Days Sales Outstanding Calculator
Calculate average collection period for receivables
About this calculator
The Days Sales Outstanding (DSO) Calculator determines how many days it takes, on average, for a company to collect payment after making a sale on credit. This key financial metric helps businesses assess their accounts receivable management efficiency and cash flow performance. A lower DSO indicates faster collection of receivables, improving working capital and reducing bad debt risk. Companies use DSO to benchmark against industry standards, identify collection issues, and optimize their credit and collection processes for better financial health.
How to use
Enter your total accounts receivable amount and your average daily sales (annual sales divided by 365 days).
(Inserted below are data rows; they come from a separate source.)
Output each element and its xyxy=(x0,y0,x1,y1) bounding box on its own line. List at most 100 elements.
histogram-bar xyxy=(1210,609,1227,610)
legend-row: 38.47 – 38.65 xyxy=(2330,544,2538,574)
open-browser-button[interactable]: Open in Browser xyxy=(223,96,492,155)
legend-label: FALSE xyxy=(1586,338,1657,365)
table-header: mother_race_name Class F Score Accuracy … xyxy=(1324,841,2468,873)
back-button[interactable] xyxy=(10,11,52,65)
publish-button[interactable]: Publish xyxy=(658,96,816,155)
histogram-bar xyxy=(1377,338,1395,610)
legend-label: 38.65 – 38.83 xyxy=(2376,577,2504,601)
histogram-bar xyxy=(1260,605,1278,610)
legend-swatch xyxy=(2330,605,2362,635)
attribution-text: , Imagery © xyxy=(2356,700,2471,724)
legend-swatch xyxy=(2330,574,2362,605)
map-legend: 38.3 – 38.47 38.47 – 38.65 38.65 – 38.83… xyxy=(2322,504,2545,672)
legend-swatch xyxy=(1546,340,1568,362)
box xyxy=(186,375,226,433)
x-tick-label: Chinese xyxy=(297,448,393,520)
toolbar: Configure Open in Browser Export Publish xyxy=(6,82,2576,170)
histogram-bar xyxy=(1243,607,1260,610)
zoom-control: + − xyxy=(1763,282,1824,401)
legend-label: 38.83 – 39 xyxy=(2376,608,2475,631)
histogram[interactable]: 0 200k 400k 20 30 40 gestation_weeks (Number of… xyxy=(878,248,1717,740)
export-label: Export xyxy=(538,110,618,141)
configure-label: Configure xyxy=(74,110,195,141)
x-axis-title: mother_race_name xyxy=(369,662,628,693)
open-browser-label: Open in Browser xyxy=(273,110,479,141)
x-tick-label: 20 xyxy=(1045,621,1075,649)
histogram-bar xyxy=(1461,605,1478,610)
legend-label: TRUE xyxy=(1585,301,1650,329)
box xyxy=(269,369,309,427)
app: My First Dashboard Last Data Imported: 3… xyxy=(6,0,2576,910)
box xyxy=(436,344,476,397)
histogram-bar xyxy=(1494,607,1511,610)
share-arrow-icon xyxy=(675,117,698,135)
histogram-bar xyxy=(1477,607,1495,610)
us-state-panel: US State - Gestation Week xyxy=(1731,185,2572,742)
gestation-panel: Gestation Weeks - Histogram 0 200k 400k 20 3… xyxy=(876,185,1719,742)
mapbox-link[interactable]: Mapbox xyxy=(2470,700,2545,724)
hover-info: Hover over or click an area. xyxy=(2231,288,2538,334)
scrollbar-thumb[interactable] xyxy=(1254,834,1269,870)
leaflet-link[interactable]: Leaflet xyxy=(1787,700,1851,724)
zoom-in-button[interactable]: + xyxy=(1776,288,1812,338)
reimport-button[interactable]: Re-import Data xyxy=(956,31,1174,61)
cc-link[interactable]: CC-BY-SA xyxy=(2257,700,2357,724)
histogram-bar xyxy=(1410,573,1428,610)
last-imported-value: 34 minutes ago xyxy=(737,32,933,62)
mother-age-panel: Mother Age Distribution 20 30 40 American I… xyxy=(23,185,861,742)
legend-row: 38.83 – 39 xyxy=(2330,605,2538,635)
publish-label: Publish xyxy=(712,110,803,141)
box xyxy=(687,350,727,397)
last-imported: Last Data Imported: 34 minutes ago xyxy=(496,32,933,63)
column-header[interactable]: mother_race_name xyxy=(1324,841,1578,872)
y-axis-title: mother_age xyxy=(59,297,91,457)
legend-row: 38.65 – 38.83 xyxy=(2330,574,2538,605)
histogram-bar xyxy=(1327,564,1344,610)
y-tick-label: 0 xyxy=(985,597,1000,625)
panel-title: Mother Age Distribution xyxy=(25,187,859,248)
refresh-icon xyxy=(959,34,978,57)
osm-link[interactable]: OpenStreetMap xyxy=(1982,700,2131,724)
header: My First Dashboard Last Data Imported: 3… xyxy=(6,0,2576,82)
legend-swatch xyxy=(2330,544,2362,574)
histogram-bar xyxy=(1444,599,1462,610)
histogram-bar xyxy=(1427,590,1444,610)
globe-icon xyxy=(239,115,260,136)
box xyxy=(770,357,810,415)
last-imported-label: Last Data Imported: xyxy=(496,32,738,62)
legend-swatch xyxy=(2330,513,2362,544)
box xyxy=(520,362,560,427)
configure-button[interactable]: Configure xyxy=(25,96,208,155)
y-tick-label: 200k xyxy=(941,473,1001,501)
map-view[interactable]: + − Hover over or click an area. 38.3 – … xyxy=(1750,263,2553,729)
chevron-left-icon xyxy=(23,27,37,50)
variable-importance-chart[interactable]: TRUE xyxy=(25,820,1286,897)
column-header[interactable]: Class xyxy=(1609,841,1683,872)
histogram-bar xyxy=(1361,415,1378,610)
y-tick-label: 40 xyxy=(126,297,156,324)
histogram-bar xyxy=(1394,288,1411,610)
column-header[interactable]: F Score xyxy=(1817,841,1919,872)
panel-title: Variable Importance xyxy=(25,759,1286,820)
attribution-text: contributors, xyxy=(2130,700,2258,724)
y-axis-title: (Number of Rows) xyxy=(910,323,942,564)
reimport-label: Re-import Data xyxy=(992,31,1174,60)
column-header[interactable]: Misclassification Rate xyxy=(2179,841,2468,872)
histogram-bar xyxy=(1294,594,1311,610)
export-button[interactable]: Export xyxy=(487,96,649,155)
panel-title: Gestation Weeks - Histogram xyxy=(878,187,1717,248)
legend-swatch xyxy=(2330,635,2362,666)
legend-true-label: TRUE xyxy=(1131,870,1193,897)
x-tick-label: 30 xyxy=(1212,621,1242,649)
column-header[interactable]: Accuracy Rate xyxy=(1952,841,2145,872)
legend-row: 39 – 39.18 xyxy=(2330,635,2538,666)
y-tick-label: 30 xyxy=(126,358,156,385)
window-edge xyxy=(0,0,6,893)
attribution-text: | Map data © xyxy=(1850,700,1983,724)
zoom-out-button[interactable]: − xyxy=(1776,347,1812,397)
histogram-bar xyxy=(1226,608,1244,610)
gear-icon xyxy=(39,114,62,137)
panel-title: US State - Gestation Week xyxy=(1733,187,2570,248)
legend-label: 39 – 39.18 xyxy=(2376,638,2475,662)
The calculator will instantly compute your Days Sales Outstanding by dividing accounts receivable by average daily sales. Compare your result to industry benchmarks to evaluate your collection efficiency.
Frequently asked questions
What is a good DSO ratio?
Generally, a DSO between 30-45 days is considered good, but this varies by industry. Lower DSO indicates faster collections and better cash flow management.
How often should I calculate DSO?
Calculate DSO monthly or quarterly to monitor trends and identify collection issues early. Regular tracking helps maintain optimal cash flow and receivables management.
What factors affect DSO?
Payment terms, customer payment habits, collection processes, economic conditions, and industry type all impact DSO. Longer payment terms typically increase DSO values.